[Edu-sig] Suggestion for python learning

David MacQuigg macquigg at ece.arizona.edu
Fri Jul 11 16:41:58 CEST 2008

At 03:37 AM 7/11/2008 -0500, Jeff Rush wrote:

>>On Thu, Jul 10, 2008 at 11:48 AM, David MacQuigg
>>If you are stuck in a car for an hour each day and you want to listen
>>to such an audio book, then it's a 0,1 proposition.  You could at
>>least learn about object-oriented thinking, and qualitative features
>>of the language.  It would be a good challenge to attempt to make
>>programming understandable, to a degree, through an audiobook.

Please be careful about quoting.  The above words are not mine.

>This is an interesting challenge so I may try to put something together.  I've been wanting to do something anyway that focuses on the philosophy and meaning of programming, as opposed to the specific syntax, and I've got the programming background to do that.  An elegant program sings to me.
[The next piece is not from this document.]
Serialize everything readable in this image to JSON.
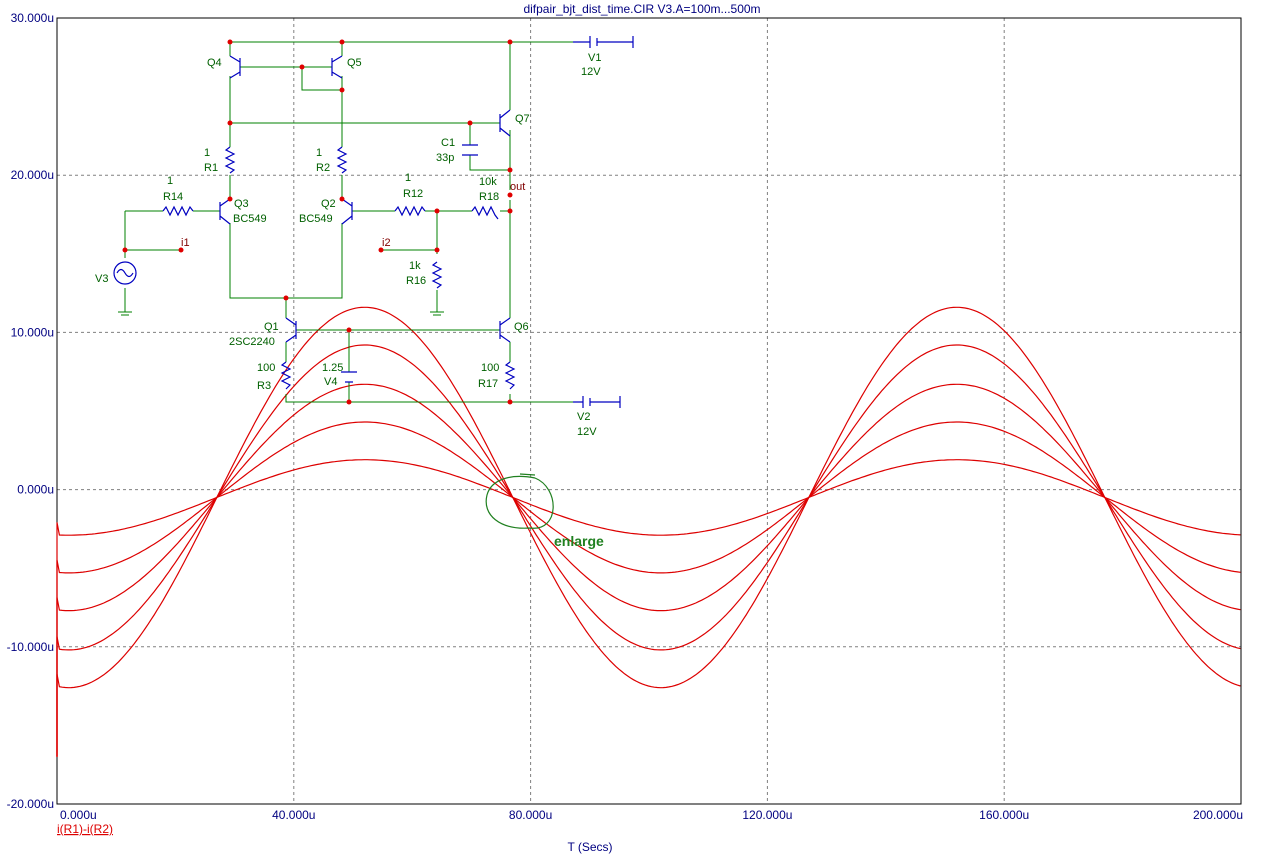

There is certainly much to be done that would fit nicely into an audio format, and not require syntax details - philosophy, opinion, experiences, comparisons (different web frameworks, for example).  Even an experienced programmer would enjoy hearing, for example, on how to chose a relational database from the many available in Python.

I see three levels of interaction - casual listening (music, news, etc.), concentrated listening (maybe with frequent pauses and replays), and full interaction (viewing code, working exercises, etc.).  I would focus on the first two levels, and avoid any need for visual interaction.  Although it is possible to display snippets of code with the new iPods, that would limit the audience too much, and would be inappropriate while driving, which is the biggest chunk of "free time" for most of us.

>It also fits into the keynote of PyCon 2007 by Robert "r0ml" Lefkowitz re programming literacy, whether you can ever "speak" a program or is it only a written form of communication.  I took that as a challenge. ;-)  It may require the development of a certain vocabulary specific to programming, similar to how graphic symbols like flowchart blocks and other diagramming elements have arisen.

Your counting too much on the listener's ability to visualize, and retain a mental image despite interruptions and distractions.  If you need code, make it a separate module, to be used later at a computer.  The audio could provide the motivation for the later, more concentrated effort.